The city’s tax base is dominated by companies in the large heavy industrial area located near the waterfront. The top 10 taxpayers make up a very high 40% of the total tax base (including redevelopment increment). The concentration risk is somewhat mitigated by the long tradition of power and chemical plants in the city, the level of recent investments made at many of the large plants and the city’s proactive management of its heavy industrial area. Until fiscal 2009, the city experienced healthy tax base growth, with residential, commercial and industrial development, coupled with price appreciation, resulting in assessed valuation (AV) growth which peaked in fiscal 2007 at 14.5%. Growth slowed in fiscal 2008, declined 2% in fiscal 2009 and fell by a very high 15% in fiscal 2010. The large decline in fiscal 2010 was led by residential property values being reassessed at market values. With a high amount of subprime and negative amortization loans and high foreclosure rates, the city’s residential tax base is likely to be suppressed for some time.
City wealth indicators are mostly below average, with per capita income about 73% of the state level and median household income better but still at just 92% of the state level. The unemployment rate has historically trended higher than the county and region, averaging 10% in 2008 compared to 6.2% for the county. Owing to the prolonged downturn, the city’s unemployment rate was a high 18.7% in January 2010, compared to 12.1% for the county and 13.2% for the state.
In spite of these economic challenges, Pittsburg’s financial position remains sound. The general fund benefits from its below average reliance on property taxes and diverse revenue sources. Sales taxes make up about 29% of general fund revenues, followed by property taxes (14%) and other taxes (mostly franchise fees at just under 14%). The general fund is less exposed to property tax revenues because about 73% of city AV is tax increment, with tax revenues flowing directly to the redevelopment agency. In addition to pressure from declining property tax revenues, the city’s sales taxes are down about $2.3 million, or 27% from their peak, but are close to the fiscal 2010 budget of $6.2 million. To offset these declining revenues, the city cut spending in fiscal 2010 by about $4 million through a hiring freeze, some layoffs and eliminating other expenses. The mid-year budget report projects the city ending the year close to budgeted figures, which was balanced using about $1 million from the budget stabilization fund but keeping general fund balances the same. The city ended fiscal 2009 with a general fund balance of $6.6 million, or 17.1% of spending, most of it unreserved. Including the $7.4 million budget stabilization fund, the city’s available fund balance was a healthy $13.8 million, or 35.7% of spending. The city’s prudent use of its reserves and its return to balanced operations is a key rating driver. The city expects break even operations in fiscal 2011 with minimal if any use of the budget stabilization fund.

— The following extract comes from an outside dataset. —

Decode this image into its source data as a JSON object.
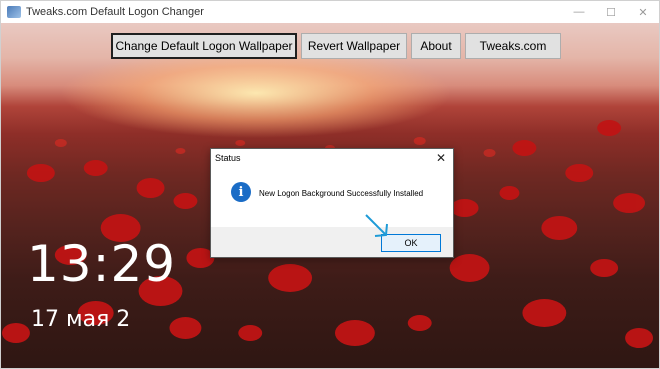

The city’s direct debt burden is moderate. The pension funding bonds are the only general fund debt outstanding and at about $91 million, result in $1,400 in debt per capita. However, including overlapping entities (primarily the city’s redevelopment agency), debt levels are very high at over $11,700 per capita and 12.5% of AV. Amortization of the pension funding bonds is slow, with just 18% repaid in 10 years and a final maturity in 2035. The city’s pension was well funded at the end of fiscal 2007, but will undoubtedly have a lower funding ratio once investment losses from fiscal 2009 are included. The other post employment benefit liability appears manageable.